Simone Biles and her plight at the Olympics drew fresh attention to emotional well-being. It is something that Gen Z connects with intensely, with the Workforce Institute blog noting that “anxiety is the biggest thing holding [Gen Z] back from achieving success at work and life.” The media reports surrounding Biles and how she handled her own bout of anxiety may open the flood gates for future mental health conversations. While mental health remains a stigma in the workplace, noted Schawbel, more companies are bringing therapists in-house to help employees. (See “Mental Health in the Workplace” on page 96.) “Smart companies will help Gen Z solve their basic human needs in order for them to realize their full potential at work.”
In Practice: How TXB Interviews Today
The interview process has changed drastically at TXB, or Texas Born, formerly known as Kwik Chek. The standard approach the 47-store chain used to follow was a sit-down interview with the store manager, who then essentially provided a yes or no stamp of approval. “We threw that process out the window,” said Nathan Graham, human resources director for TXB.

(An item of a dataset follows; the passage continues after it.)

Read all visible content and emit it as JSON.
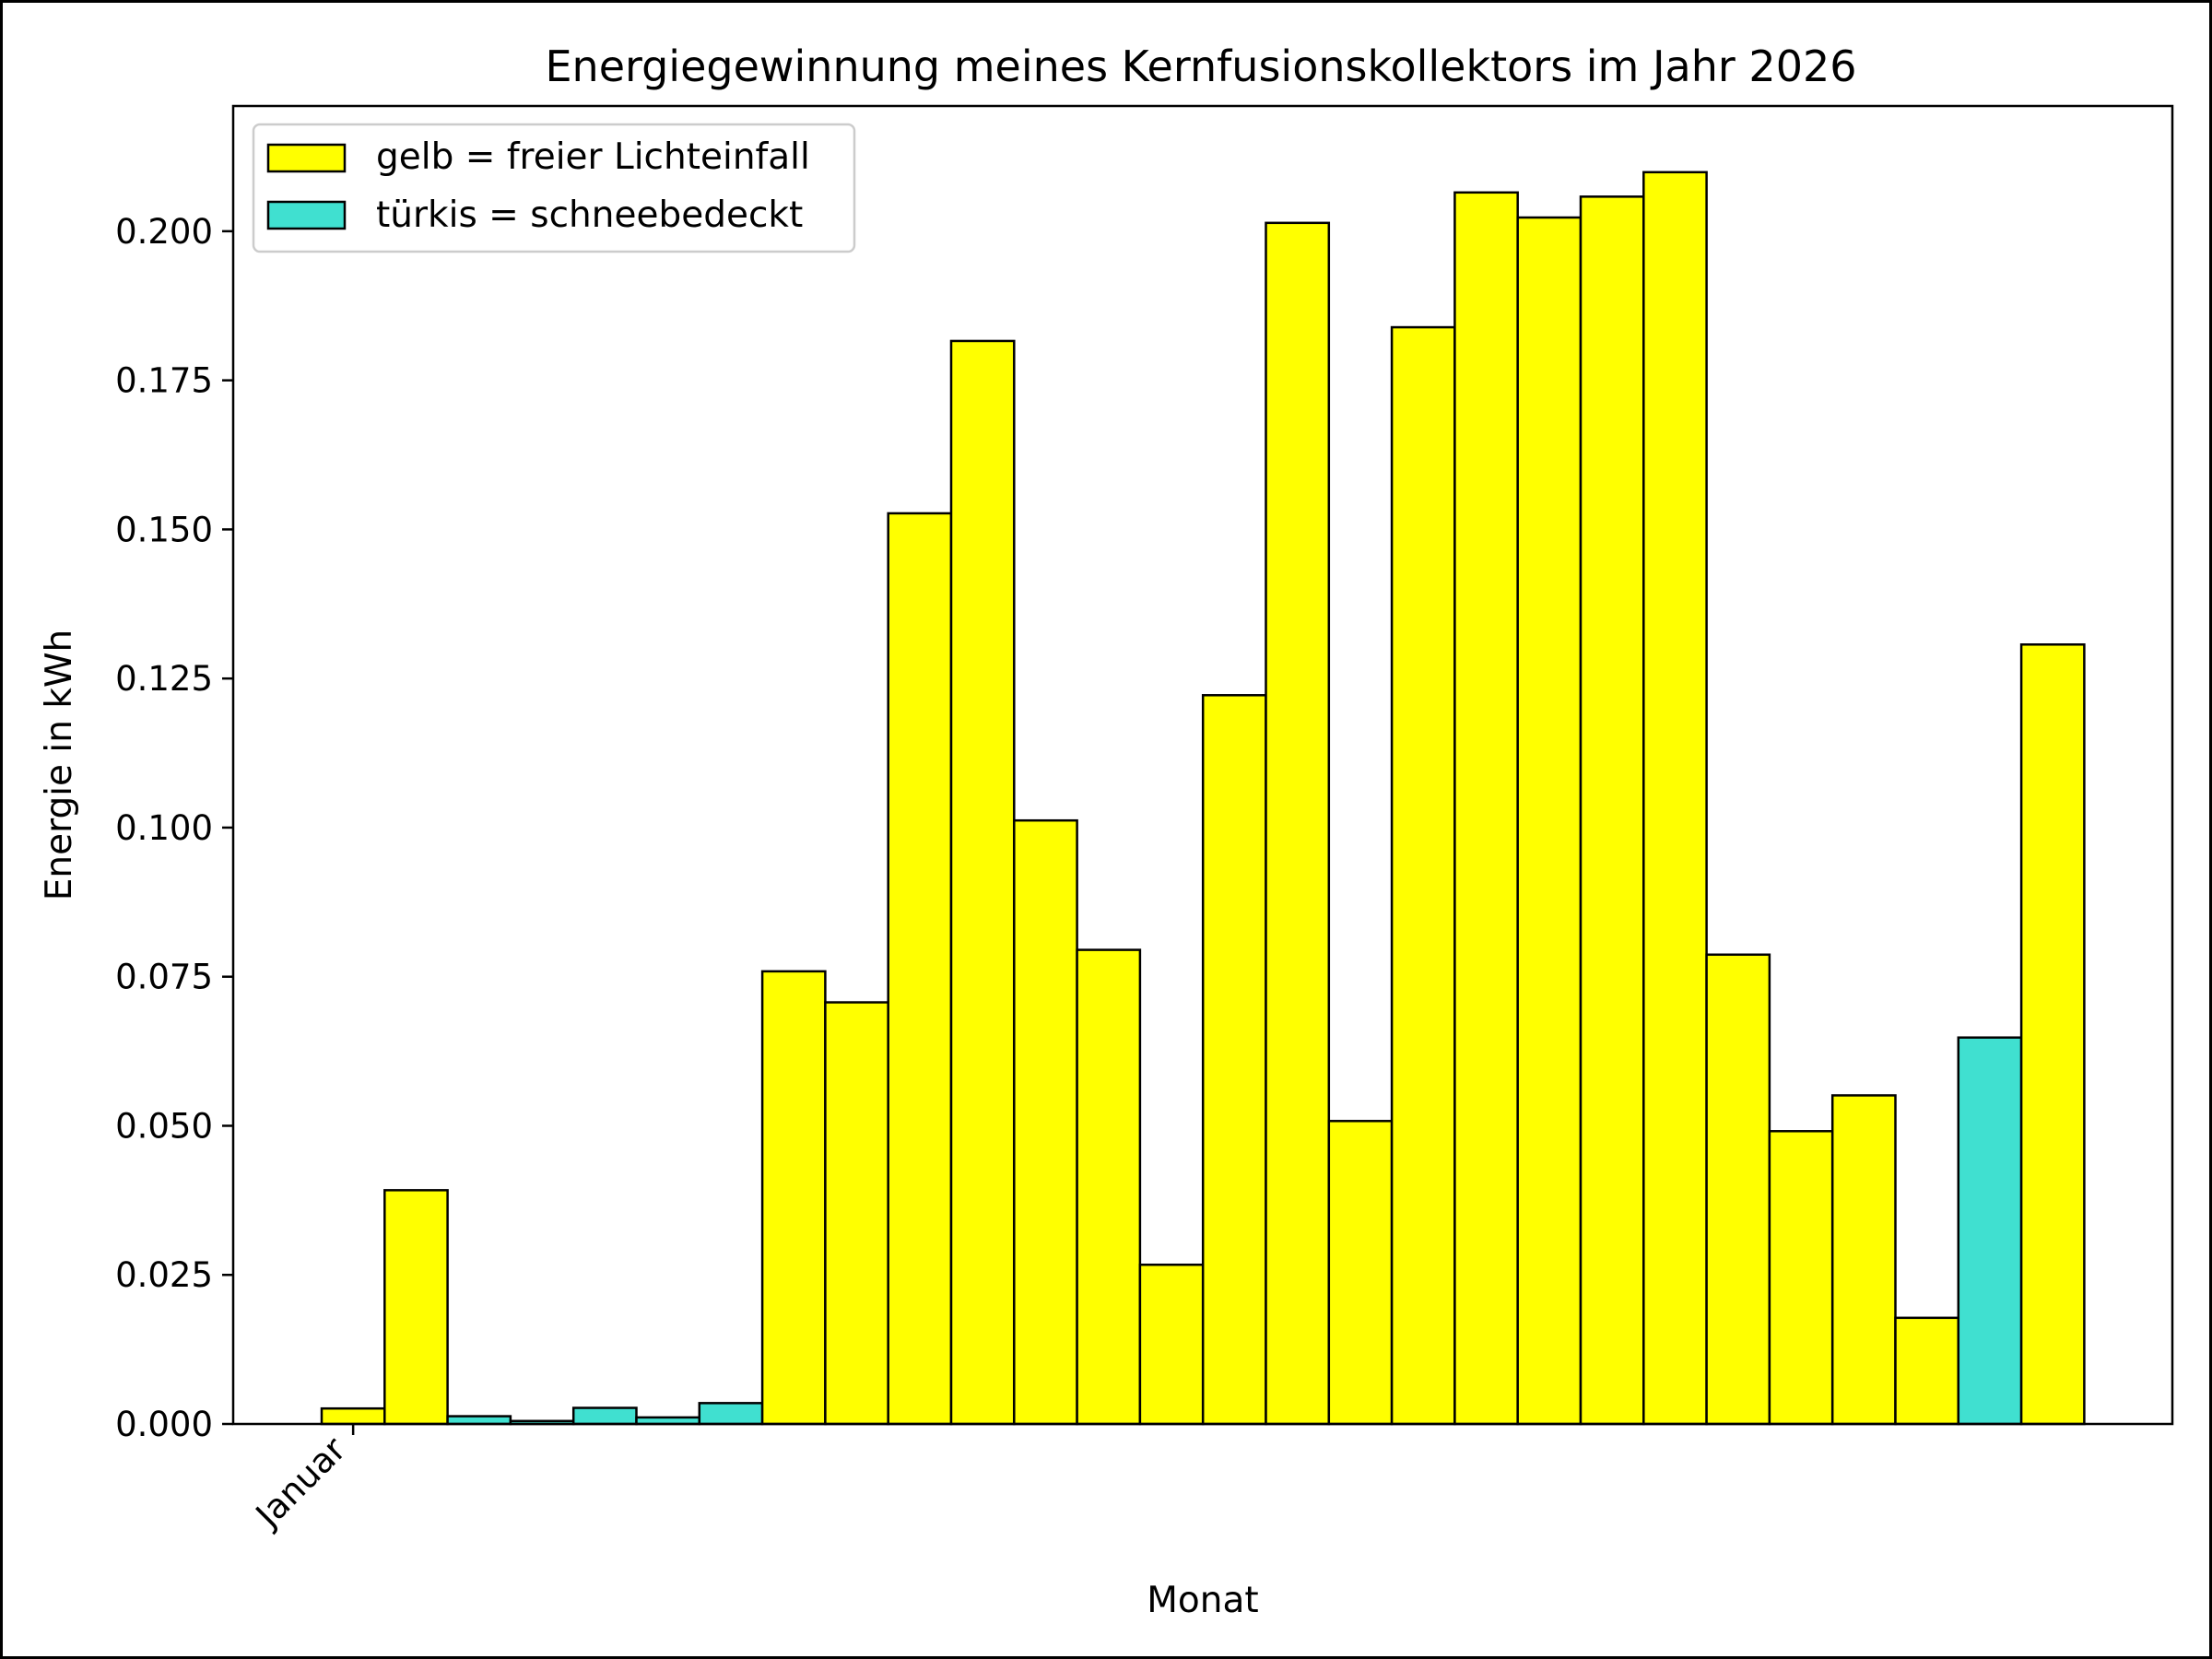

Now, the first person a potential employee comes into contact with at the store has the tools to start things moving. They start by welcoming the person to the store, Graham said, and tell the applicant that if they become part of the store team, they get a free drink on every shift. “Then they get them a free drink and walk them around the store and introduce them to everyone—it’s a quick store tour,” he said. That employee has a baseline of roughly 10 questions to ask, who then (assuming the potential employee seems like a fit at that time) hands the candidate off to a cashier for what TXB dubs a Realistic Job Preview, or RJP.
The RJP essentially allows a potential employee to shadow the cashier and watch the interaction that happens with customers. “It gives them an idea of what they would be doing,” Graham explained. Then, if things still seem like a fit, the person speaks with the store manager.
The new approach provides a better hiring gauge for whether or not someone is a fit, Graham said, while at the same time giving everyone on-site a way to be connected and engaged with the process. Another advantage: The new person would have already met several other co-workers before even starting work. “It helps eliminate some of the ‘new person’ feelings of the first day,” he said.
Top 3 Employee Priorities
Here’s what employees expect from an organization today:
- Care about employee well-being
- Ethical leadership
- Diversity and inclusivity
The first two expectations extend to employees of any age group. The priority shifted in the third slot, where older millennials (born 1980–88) cited open and transparent leadership instead of diversity and inclusivity, and Gen X and baby boomers cited financial stability.